At today's Hot Chips Symposium, Mark Papermaster, Senior Vice President and CTO, AMD, talks about the upcoming "Steamroller" Microarchitecture
We are getting our first look at the "Steamroller”, which is the core for the "Kaveri" APU, among others. AMD is expecting to see a 15 percent improvement in performance per watt over the "Piledriver" core. The improvements are seen through design-level improvements rather than process-level improvements.
The design-level improvements are driven by the microarchitecture's design to feed the cores faster, improve single-core execution and a push on performance per watt.
To "Feed the Cores Faster", AMD has increased the instruction cache size, enhanced instruction prefetch, and has a more efficient dispatch. In addition, Steamroller has a dedicated decode for each integer pipe. These design improvements have resulted in a 30 percent reduction in i-cache misses, an increase of 25 percent on max-width dispatcher per thread and a 20 percent reduction in mispredicted branches, which results in a 30 percent increase in overall ops delivered per cycle.
Steamroller improves single-core execution by tuning up the integer execution bandwidth and decrease average load latency. The integer execution bandwidth is tuned up with the improvement seen with "Feed the Cores Faster", along with more register resources (same latency) and intelligent scheduling.

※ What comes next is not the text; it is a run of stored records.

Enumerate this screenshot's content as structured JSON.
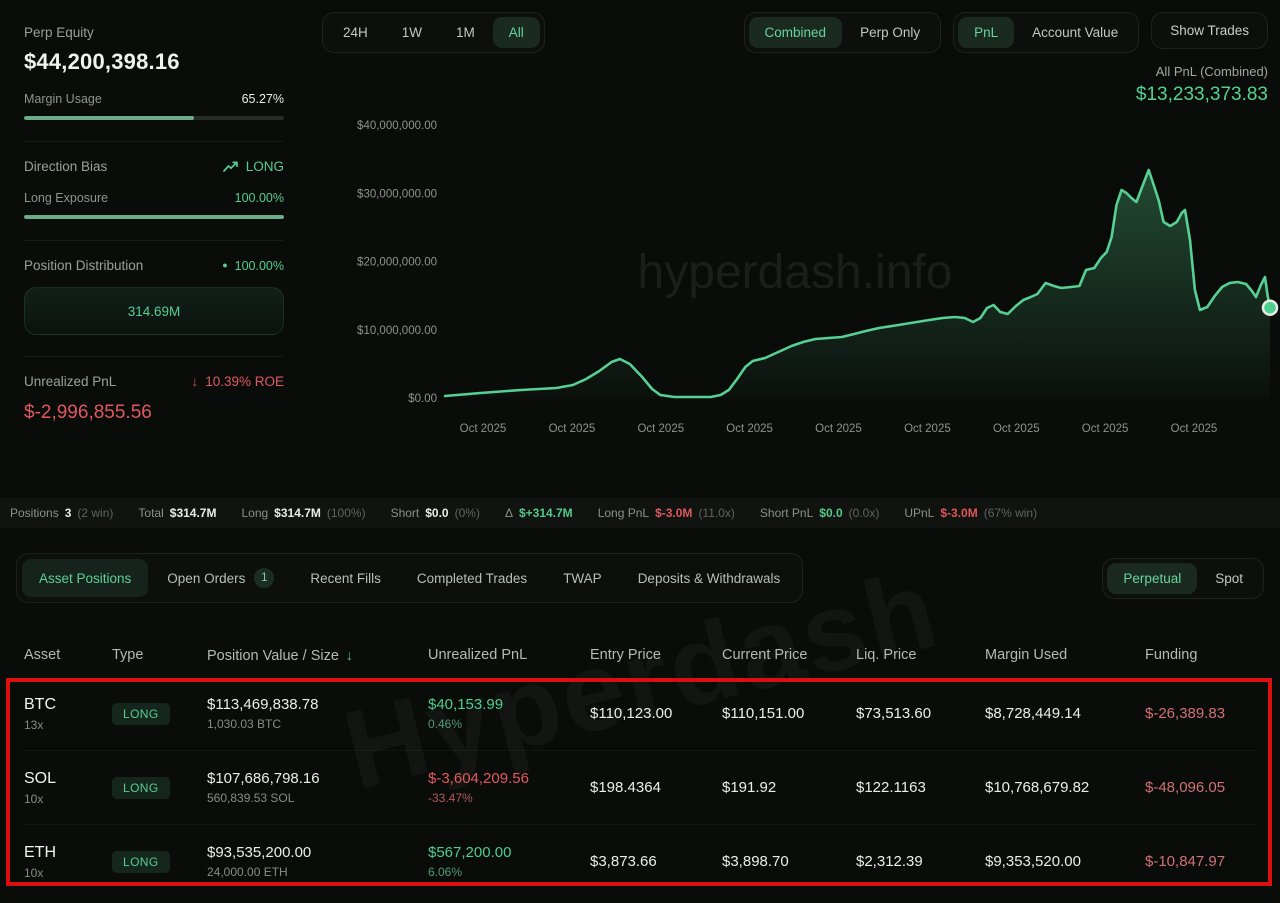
{
  "sidebar": {
    "perp_equity": {
      "label": "Perp Equity",
      "value": "$44,200,398.16"
    },
    "margin_usage": {
      "label": "Margin Usage",
      "value": "65.27%",
      "pct": 65.27
    },
    "direction_bias": {
      "label": "Direction Bias",
      "value": "LONG"
    },
    "long_exposure": {
      "label": "Long Exposure",
      "value": "100.00%",
      "pct": 100
    },
    "position_distribution": {
      "label": "Position Distribution",
      "value": "100.00%",
      "total": "314.69M"
    },
    "unrealized_pnl": {
      "label": "Unrealized PnL",
      "roe": "10.39% ROE",
      "value": "$-2,996,855.56"
    }
  },
  "toolbar": {
    "time_ranges": [
      {
        "label": "24H",
        "active": false
      },
      {
        "label": "1W",
        "active": false
      },
      {
        "label": "1M",
        "active": false
      },
      {
        "label": "All",
        "active": true
      }
    ],
    "mode_toggle": [
      {
        "label": "Combined",
        "active": true
      },
      {
        "label": "Perp Only",
        "active": false
      }
    ],
    "metric_toggle": [
      {
        "label": "PnL",
        "active": true
      },
      {
        "label": "Account Value",
        "active": false
      }
    ],
    "show_trades": "Show Trades"
  },
  "chart_header": {
    "title": "All PnL (Combined)",
    "value": "$13,233,373.83"
  },
  "chart_data": {
    "type": "area",
    "title": "All PnL (Combined)",
    "current_value_usd": 13233373.83,
    "watermark": "hyperdash.info",
    "ylim_millions": [
      0,
      40
    ],
    "grid": false,
    "y_ticks": [
      {
        "v": 0,
        "label": "$0.00"
      },
      {
        "v": 10,
        "label": "$10,000,000.00"
      },
      {
        "v": 20,
        "label": "$20,000,000.00"
      },
      {
        "v": 30,
        "label": "$30,000,000.00"
      },
      {
        "v": 40,
        "label": "$40,000,000.00"
      }
    ],
    "x_ticks": [
      "Oct 2025",
      "Oct 2025",
      "Oct 2025",
      "Oct 2025",
      "Oct 2025",
      "Oct 2025",
      "Oct 2025",
      "Oct 2025",
      "Oct 2025"
    ],
    "series": [
      {
        "name": "All PnL (Combined)",
        "unit": "USD millions",
        "color": "#57d094",
        "points": [
          [
            0.0,
            0.29
          ],
          [
            0.043,
            0.73
          ],
          [
            0.092,
            1.17
          ],
          [
            0.135,
            1.47
          ],
          [
            0.155,
            1.9
          ],
          [
            0.171,
            2.78
          ],
          [
            0.187,
            3.96
          ],
          [
            0.202,
            5.27
          ],
          [
            0.212,
            5.71
          ],
          [
            0.224,
            4.98
          ],
          [
            0.239,
            3.08
          ],
          [
            0.251,
            1.32
          ],
          [
            0.261,
            0.44
          ],
          [
            0.278,
            0.15
          ],
          [
            0.3,
            0.15
          ],
          [
            0.322,
            0.15
          ],
          [
            0.334,
            0.44
          ],
          [
            0.344,
            1.17
          ],
          [
            0.354,
            2.78
          ],
          [
            0.364,
            4.54
          ],
          [
            0.373,
            5.42
          ],
          [
            0.388,
            5.86
          ],
          [
            0.404,
            6.74
          ],
          [
            0.42,
            7.62
          ],
          [
            0.434,
            8.21
          ],
          [
            0.449,
            8.64
          ],
          [
            0.465,
            8.79
          ],
          [
            0.481,
            8.94
          ],
          [
            0.496,
            9.38
          ],
          [
            0.51,
            9.82
          ],
          [
            0.526,
            10.26
          ],
          [
            0.542,
            10.55
          ],
          [
            0.557,
            10.84
          ],
          [
            0.572,
            11.14
          ],
          [
            0.587,
            11.43
          ],
          [
            0.603,
            11.72
          ],
          [
            0.618,
            11.87
          ],
          [
            0.63,
            11.72
          ],
          [
            0.64,
            11.14
          ],
          [
            0.649,
            11.72
          ],
          [
            0.657,
            13.19
          ],
          [
            0.665,
            13.63
          ],
          [
            0.673,
            12.6
          ],
          [
            0.682,
            12.31
          ],
          [
            0.692,
            13.48
          ],
          [
            0.701,
            14.36
          ],
          [
            0.71,
            14.8
          ],
          [
            0.718,
            15.24
          ],
          [
            0.728,
            16.85
          ],
          [
            0.738,
            16.41
          ],
          [
            0.747,
            16.12
          ],
          [
            0.759,
            16.26
          ],
          [
            0.769,
            16.41
          ],
          [
            0.777,
            18.75
          ],
          [
            0.787,
            19.05
          ],
          [
            0.795,
            20.51
          ],
          [
            0.802,
            21.39
          ],
          [
            0.808,
            23.59
          ],
          [
            0.814,
            28.28
          ],
          [
            0.82,
            30.48
          ],
          [
            0.826,
            30.04
          ],
          [
            0.832,
            29.3
          ],
          [
            0.838,
            28.72
          ],
          [
            0.846,
            31.21
          ],
          [
            0.853,
            33.41
          ],
          [
            0.859,
            31.21
          ],
          [
            0.865,
            29.01
          ],
          [
            0.871,
            25.79
          ],
          [
            0.879,
            25.2
          ],
          [
            0.887,
            25.79
          ],
          [
            0.893,
            27.11
          ],
          [
            0.897,
            27.55
          ],
          [
            0.903,
            23.15
          ],
          [
            0.909,
            15.82
          ],
          [
            0.915,
            12.89
          ],
          [
            0.924,
            13.33
          ],
          [
            0.933,
            14.95
          ],
          [
            0.942,
            16.26
          ],
          [
            0.951,
            16.85
          ],
          [
            0.961,
            16.99
          ],
          [
            0.971,
            16.7
          ],
          [
            0.978,
            15.68
          ],
          [
            0.983,
            14.8
          ],
          [
            0.989,
            16.56
          ],
          [
            0.994,
            17.73
          ],
          [
            0.997,
            15.09
          ],
          [
            1.0,
            13.23
          ]
        ]
      }
    ]
  },
  "status_bar": {
    "items": [
      {
        "label": "Positions",
        "value": "3",
        "paren": "(2 win)",
        "tone": "white"
      },
      {
        "label": "Total",
        "value": "$314.7M",
        "paren": "",
        "tone": "white"
      },
      {
        "label": "Long",
        "value": "$314.7M",
        "paren": "(100%)",
        "tone": "white"
      },
      {
        "label": "Short",
        "value": "$0.0",
        "paren": "(0%)",
        "tone": "white"
      },
      {
        "label": "Δ",
        "value": "$+314.7M",
        "paren": "",
        "tone": "green"
      },
      {
        "label": "Long PnL",
        "value": "$-3.0M",
        "paren": "(11.0x)",
        "tone": "red"
      },
      {
        "label": "Short PnL",
        "value": "$0.0",
        "paren": "(0.0x)",
        "tone": "green"
      },
      {
        "label": "UPnL",
        "value": "$-3.0M",
        "paren": "(67% win)",
        "tone": "red"
      }
    ]
  },
  "tabs": {
    "items": [
      {
        "label": "Asset Positions",
        "active": true,
        "badge": ""
      },
      {
        "label": "Open Orders",
        "active": false,
        "badge": "1"
      },
      {
        "label": "Recent Fills",
        "active": false,
        "badge": ""
      },
      {
        "label": "Completed Trades",
        "active": false,
        "badge": ""
      },
      {
        "label": "TWAP",
        "active": false,
        "badge": ""
      },
      {
        "label": "Deposits & Withdrawals",
        "active": false,
        "badge": ""
      }
    ],
    "market_toggle": [
      {
        "label": "Perpetual",
        "active": true
      },
      {
        "label": "Spot",
        "active": false
      }
    ]
  },
  "table": {
    "watermark": "Hyperdash",
    "columns": [
      {
        "label": "Asset",
        "sort": ""
      },
      {
        "label": "Type",
        "sort": ""
      },
      {
        "label": "Position Value / Size",
        "sort": "desc"
      },
      {
        "label": "Unrealized PnL",
        "sort": ""
      },
      {
        "label": "Entry Price",
        "sort": ""
      },
      {
        "label": "Current Price",
        "sort": ""
      },
      {
        "label": "Liq. Price",
        "sort": ""
      },
      {
        "label": "Margin Used",
        "sort": ""
      },
      {
        "label": "Funding",
        "sort": ""
      }
    ],
    "rows": [
      {
        "asset": "BTC",
        "leverage": "13x",
        "type": "LONG",
        "position_value": "$113,469,838.78",
        "size": "1,030.03 BTC",
        "upnl": "$40,153.99",
        "upnl_pct": "0.46%",
        "upnl_tone": "pos",
        "entry": "$110,123.00",
        "current": "$110,151.00",
        "liq": "$73,513.60",
        "margin": "$8,728,449.14",
        "funding": "$-26,389.83"
      },
      {
        "asset": "SOL",
        "leverage": "10x",
        "type": "LONG",
        "position_value": "$107,686,798.16",
        "size": "560,839.53 SOL",
        "upnl": "$-3,604,209.56",
        "upnl_pct": "-33.47%",
        "upnl_tone": "neg",
        "entry": "$198.4364",
        "current": "$191.92",
        "liq": "$122.1163",
        "margin": "$10,768,679.82",
        "funding": "$-48,096.05"
      },
      {
        "asset": "ETH",
        "leverage": "10x",
        "type": "LONG",
        "position_value": "$93,535,200.00",
        "size": "24,000.00 ETH",
        "upnl": "$567,200.00",
        "upnl_pct": "6.06%",
        "upnl_tone": "pos",
        "entry": "$3,873.66",
        "current": "$3,898.70",
        "liq": "$2,312.39",
        "margin": "$9,353,520.00",
        "funding": "$-10,847.97"
      }
    ]
  },
  "colors": {
    "green": "#56cd92",
    "red": "#e0595e",
    "line": "#57d094",
    "annotation_red": "#da0f0f"
  }
}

Average load latency is decreased by not just minimizing latency but with faster handling of data cache misses and accelerated store-to-load forwarding. These design improvements have resulted in a 5 to 10 percent increase in scheduling efficiency, along with major improvements in store handling.

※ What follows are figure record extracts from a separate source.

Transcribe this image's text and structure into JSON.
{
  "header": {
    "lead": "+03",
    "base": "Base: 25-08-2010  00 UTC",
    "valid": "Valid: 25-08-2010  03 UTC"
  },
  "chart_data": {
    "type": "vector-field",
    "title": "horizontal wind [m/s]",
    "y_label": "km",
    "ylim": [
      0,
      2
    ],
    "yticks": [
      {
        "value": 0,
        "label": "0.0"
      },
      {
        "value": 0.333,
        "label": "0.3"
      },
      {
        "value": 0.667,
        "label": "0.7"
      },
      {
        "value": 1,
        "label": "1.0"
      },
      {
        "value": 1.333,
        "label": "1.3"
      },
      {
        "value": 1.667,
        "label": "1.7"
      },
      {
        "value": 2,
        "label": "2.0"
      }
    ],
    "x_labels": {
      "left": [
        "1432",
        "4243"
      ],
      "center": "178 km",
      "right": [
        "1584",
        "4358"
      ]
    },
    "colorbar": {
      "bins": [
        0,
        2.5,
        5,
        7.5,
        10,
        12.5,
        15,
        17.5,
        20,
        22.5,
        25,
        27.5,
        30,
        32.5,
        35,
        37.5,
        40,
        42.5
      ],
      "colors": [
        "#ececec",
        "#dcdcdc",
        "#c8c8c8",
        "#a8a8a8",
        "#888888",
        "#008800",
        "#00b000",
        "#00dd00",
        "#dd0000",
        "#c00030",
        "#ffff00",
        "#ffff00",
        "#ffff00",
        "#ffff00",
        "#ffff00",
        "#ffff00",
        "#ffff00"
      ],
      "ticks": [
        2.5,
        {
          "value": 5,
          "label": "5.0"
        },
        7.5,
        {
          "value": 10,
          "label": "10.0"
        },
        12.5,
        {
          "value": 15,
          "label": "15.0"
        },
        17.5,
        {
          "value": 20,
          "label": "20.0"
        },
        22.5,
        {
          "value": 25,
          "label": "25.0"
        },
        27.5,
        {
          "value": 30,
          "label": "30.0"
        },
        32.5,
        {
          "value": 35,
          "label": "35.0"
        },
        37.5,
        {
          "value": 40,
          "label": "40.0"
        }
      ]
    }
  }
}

As with any design improvement, companies are trying to get more performance out the process with equal or less power requirements. We are seeing this not only with processors but with graphics cards as well. AMD improves Steamroller's performance per watt with its power optimization, floating point rebalance and dynamic resizing of L2 cache. The dynamic resizing of L2 cache has allowed the shared L2 cache to work in an adaptive mode based on workload. The floating point rebalance allows it to streamline execution hardware and adjust to application trends, which add to the efficiency of the design. In addition, its power optimization offers lower average dynamic power and is optimized for loop behaviors.
Look for more details from AMD during Hot Chips Symposium on its Surround Computing and High Density (Thin) Libraries.